A rare genetic disorder of fructose malabsorption, Hereditary Fructose Intolerance (HFI) occurs due to a deficiency of the enzyme that converts fructose into glucose.

Normally, once fructose is absorbed after ingestion, it is transformed to glucose for energy. A lack of the enzyme responsible for this process results in the accumulation of fructose-1-phosphate in the liver, kidneys and intestines. This inhibits glycogen breakdown and glucose synthesis, causing severe hypoglycaemia (low blood sugar levels).

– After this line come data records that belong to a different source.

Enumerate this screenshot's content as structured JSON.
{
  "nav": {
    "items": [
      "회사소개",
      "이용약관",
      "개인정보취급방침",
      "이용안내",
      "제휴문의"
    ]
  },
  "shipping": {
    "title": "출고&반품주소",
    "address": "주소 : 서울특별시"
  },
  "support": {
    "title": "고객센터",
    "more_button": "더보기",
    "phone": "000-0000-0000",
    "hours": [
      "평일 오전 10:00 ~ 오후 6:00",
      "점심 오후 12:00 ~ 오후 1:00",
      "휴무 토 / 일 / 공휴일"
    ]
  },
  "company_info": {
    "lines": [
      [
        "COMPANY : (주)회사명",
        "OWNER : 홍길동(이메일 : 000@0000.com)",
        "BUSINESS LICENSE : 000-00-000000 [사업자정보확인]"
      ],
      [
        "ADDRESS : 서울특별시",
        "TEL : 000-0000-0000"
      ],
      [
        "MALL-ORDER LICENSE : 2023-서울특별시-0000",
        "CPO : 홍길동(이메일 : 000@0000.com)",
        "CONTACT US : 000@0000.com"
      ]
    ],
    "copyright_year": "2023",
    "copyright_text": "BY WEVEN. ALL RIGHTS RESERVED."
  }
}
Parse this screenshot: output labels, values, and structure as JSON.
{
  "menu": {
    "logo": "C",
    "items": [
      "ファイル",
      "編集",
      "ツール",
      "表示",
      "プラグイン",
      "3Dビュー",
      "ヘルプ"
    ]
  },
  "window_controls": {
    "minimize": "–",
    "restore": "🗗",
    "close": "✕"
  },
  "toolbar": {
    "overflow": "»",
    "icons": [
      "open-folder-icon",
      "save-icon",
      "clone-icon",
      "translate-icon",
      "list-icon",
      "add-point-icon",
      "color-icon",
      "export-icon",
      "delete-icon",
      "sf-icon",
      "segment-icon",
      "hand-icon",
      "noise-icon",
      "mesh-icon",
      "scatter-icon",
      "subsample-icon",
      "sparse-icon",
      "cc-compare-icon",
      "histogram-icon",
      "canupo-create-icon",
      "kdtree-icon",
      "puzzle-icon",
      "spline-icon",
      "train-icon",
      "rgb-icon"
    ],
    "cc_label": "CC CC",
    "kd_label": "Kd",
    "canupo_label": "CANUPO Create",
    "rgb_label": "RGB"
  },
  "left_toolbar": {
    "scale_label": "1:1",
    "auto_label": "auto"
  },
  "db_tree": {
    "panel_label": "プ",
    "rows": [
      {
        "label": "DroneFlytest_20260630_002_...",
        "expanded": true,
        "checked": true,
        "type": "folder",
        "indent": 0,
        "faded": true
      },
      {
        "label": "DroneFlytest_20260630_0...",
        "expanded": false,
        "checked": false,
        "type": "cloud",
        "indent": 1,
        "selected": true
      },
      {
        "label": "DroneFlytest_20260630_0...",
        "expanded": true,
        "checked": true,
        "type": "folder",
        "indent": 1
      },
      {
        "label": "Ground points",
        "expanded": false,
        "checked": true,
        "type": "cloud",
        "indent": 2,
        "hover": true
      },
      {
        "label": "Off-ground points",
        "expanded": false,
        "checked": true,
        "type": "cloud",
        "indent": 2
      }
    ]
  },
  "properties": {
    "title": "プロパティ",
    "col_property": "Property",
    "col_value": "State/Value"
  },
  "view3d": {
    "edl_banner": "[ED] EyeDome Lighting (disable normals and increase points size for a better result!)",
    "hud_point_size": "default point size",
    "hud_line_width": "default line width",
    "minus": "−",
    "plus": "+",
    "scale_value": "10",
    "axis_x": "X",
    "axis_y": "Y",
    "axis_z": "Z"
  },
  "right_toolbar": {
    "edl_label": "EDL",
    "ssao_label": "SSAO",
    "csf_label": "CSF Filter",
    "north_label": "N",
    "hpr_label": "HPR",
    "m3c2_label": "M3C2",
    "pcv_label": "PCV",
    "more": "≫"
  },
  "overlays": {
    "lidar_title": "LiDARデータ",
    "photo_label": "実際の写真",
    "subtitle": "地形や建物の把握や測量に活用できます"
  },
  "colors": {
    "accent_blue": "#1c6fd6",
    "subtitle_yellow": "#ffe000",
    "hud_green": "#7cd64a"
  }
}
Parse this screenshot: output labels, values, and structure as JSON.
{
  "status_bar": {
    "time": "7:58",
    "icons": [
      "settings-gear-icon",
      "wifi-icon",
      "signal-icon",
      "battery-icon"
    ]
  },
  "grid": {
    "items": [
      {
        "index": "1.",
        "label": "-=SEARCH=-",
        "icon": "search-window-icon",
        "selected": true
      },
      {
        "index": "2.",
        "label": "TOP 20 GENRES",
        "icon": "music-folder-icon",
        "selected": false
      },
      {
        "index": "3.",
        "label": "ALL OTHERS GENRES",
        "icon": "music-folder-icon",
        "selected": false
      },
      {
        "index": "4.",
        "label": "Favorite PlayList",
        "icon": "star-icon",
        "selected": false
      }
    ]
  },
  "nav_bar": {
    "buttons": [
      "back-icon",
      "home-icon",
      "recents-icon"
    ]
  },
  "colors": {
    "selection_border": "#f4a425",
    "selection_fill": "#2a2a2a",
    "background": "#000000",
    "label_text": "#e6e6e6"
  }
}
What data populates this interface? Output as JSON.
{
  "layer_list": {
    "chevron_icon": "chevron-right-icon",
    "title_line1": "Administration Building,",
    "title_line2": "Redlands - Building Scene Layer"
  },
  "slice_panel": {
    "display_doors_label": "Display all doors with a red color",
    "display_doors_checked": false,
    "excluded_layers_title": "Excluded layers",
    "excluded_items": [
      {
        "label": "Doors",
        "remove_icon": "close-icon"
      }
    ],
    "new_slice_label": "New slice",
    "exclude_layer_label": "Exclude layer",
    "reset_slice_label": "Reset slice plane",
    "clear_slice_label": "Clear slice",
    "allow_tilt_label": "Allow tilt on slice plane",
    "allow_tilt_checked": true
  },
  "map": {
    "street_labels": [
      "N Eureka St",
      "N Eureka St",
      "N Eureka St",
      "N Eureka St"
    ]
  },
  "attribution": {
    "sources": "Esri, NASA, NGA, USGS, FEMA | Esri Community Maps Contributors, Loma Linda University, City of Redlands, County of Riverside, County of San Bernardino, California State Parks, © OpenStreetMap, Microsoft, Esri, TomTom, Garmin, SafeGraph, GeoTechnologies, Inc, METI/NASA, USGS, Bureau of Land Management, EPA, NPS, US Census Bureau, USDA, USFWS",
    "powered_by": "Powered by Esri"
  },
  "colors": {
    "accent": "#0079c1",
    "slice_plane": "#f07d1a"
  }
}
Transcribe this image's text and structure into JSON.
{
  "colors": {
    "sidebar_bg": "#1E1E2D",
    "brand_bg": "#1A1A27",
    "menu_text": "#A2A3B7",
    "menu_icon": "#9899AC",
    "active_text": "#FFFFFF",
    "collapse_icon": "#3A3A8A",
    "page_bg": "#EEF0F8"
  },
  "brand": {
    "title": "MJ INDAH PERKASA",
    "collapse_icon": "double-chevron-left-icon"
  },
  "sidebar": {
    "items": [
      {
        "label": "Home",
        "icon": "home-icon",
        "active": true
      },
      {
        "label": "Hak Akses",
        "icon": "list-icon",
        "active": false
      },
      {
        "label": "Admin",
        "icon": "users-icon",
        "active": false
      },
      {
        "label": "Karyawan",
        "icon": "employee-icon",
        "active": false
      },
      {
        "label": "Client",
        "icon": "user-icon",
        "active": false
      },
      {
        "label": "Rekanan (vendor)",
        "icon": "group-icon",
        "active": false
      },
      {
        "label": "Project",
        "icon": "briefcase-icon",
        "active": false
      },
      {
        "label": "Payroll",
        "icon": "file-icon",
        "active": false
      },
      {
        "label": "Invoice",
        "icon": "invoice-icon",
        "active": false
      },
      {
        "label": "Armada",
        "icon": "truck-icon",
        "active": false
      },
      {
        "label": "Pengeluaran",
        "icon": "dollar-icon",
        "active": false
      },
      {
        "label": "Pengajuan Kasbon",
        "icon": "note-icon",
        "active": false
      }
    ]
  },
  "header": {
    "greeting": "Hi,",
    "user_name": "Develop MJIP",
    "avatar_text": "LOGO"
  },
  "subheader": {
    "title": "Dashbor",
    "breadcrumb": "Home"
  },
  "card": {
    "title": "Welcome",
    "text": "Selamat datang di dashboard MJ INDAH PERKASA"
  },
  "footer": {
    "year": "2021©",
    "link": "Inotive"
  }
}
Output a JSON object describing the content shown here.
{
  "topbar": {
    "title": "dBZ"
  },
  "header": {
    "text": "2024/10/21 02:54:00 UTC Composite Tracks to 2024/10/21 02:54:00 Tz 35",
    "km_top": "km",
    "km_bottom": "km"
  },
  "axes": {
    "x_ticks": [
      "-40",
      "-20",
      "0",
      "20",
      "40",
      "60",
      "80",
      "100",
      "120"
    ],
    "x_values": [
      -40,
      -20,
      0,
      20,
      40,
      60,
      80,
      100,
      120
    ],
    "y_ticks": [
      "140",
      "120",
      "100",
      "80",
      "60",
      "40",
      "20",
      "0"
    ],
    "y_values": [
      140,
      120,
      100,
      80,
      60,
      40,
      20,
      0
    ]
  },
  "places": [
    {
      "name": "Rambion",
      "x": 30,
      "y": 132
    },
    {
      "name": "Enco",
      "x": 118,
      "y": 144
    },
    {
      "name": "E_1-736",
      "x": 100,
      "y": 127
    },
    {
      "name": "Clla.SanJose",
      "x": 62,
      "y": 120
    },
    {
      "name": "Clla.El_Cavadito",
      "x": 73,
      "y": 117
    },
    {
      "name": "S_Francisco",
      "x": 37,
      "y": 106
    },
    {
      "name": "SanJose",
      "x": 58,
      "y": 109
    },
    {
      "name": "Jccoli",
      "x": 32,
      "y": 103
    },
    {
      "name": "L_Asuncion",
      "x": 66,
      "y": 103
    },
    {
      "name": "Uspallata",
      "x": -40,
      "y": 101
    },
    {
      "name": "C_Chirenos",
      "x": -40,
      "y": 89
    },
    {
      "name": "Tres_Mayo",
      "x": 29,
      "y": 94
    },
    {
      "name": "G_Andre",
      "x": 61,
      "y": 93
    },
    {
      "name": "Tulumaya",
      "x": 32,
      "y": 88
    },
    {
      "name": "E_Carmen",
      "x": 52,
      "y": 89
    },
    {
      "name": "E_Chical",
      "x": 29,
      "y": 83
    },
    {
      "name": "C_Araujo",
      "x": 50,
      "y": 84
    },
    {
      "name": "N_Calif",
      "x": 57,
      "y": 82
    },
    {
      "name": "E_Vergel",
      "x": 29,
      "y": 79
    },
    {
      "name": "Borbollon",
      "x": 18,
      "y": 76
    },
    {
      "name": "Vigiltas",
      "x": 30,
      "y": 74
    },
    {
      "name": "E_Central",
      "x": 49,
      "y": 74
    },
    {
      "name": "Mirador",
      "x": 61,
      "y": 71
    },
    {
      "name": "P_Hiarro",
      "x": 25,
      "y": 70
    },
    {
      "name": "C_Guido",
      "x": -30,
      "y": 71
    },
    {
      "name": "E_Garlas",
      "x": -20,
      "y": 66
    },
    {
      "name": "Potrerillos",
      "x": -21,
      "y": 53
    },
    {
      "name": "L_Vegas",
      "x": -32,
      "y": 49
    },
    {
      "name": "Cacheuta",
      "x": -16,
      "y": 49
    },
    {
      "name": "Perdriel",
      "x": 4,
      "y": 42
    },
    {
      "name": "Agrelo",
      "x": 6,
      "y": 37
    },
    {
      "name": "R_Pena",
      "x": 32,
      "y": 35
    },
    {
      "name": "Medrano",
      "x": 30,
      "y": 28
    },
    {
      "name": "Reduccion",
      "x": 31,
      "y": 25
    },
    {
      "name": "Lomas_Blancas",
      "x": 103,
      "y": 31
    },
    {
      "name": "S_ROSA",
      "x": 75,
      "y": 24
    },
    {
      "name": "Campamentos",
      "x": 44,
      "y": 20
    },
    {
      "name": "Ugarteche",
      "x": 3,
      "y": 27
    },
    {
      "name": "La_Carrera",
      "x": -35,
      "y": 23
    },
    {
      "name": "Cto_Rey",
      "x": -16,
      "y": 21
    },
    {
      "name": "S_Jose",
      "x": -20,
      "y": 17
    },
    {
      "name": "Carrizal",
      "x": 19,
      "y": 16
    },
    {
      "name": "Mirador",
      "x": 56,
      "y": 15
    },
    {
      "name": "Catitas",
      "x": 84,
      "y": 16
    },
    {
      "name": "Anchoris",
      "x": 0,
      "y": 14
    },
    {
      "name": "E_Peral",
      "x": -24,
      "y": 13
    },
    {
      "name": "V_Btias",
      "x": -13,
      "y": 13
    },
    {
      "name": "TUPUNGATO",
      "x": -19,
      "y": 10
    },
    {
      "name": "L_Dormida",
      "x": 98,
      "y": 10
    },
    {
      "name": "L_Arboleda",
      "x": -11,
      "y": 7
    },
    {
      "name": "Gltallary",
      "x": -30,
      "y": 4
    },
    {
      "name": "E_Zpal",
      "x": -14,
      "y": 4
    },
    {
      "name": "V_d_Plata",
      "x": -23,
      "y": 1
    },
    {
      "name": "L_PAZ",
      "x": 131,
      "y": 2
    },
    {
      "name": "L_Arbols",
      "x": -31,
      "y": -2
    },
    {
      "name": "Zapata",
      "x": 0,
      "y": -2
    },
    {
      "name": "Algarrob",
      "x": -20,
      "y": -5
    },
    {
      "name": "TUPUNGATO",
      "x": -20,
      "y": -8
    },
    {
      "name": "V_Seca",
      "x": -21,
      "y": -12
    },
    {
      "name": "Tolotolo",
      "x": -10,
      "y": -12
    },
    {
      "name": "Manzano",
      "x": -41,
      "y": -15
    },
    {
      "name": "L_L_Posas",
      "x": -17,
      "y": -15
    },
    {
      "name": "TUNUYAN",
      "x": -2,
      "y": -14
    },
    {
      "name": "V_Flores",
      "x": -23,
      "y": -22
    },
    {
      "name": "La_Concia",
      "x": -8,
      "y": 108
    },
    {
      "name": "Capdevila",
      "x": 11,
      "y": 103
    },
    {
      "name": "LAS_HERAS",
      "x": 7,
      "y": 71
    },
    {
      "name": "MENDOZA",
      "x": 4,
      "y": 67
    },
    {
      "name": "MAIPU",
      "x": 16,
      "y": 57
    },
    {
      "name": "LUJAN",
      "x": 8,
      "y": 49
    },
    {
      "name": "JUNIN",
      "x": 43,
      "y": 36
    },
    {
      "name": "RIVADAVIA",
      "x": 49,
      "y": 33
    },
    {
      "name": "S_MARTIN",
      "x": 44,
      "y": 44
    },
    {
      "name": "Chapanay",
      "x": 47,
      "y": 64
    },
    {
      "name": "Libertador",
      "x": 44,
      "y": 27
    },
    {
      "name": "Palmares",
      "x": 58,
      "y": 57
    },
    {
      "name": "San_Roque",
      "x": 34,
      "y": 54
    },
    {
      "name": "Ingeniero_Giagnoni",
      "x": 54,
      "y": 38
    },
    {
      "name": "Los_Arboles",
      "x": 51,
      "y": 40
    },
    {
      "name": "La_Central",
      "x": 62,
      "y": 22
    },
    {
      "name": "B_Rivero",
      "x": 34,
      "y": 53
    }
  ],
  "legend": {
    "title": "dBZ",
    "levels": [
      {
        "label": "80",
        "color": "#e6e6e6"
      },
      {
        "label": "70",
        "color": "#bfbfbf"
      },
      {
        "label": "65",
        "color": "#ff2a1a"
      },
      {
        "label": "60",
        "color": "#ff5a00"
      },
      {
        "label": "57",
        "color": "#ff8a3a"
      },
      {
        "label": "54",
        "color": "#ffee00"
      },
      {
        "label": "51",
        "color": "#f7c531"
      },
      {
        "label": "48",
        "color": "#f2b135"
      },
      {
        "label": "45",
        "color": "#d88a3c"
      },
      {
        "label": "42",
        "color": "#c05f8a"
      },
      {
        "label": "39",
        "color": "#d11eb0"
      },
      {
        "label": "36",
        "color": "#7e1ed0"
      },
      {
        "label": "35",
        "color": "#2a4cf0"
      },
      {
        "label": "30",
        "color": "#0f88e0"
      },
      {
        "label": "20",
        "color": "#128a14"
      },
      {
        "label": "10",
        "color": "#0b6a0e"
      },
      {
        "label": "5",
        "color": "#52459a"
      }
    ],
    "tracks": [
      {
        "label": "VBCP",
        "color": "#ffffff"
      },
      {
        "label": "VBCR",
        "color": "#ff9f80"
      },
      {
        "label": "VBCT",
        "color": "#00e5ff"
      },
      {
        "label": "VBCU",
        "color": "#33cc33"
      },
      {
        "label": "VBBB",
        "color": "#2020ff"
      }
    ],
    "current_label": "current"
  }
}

While HFI shouldn't be confused with Fructose malabsorption, the symptoms are sometimes similar (severe abdominal pain, vomiting). When infants with HFI ingest fructose after prolonged periods this may lead to hepatic and/or renal failure and death. A strong distaste for sweet food often develops and remaining on a fructose-free diet can avoid recurrence of symptoms and thus, chronic development of the disease.

HFI varies from relatively mild to severe. When severe, even eliminating fructose and sucrose won't prevent progressive liver disease.

What to look out for:

• onset of symptoms after putting an infant on food or formula
• poor feeding as a baby
• irritability
• prolonged neonatal jaundice (yellow skin) or icterus (yellow eyes)
• convulsions
• excessive sleepiness
• intolerance for fruit
• doing well after eating foods without fructose

Physical examination may also show an enlarged liver and spleen.

Several tests may be employed to confirm diagnosis and genetic testing is also available.

Absolute elimination of fructose and glucose will improve circumstances for most children with HFI, however some may develop progressive liver disease. Prognosis depends on how soon fructose sources are eliminated from the baby's/child's diet.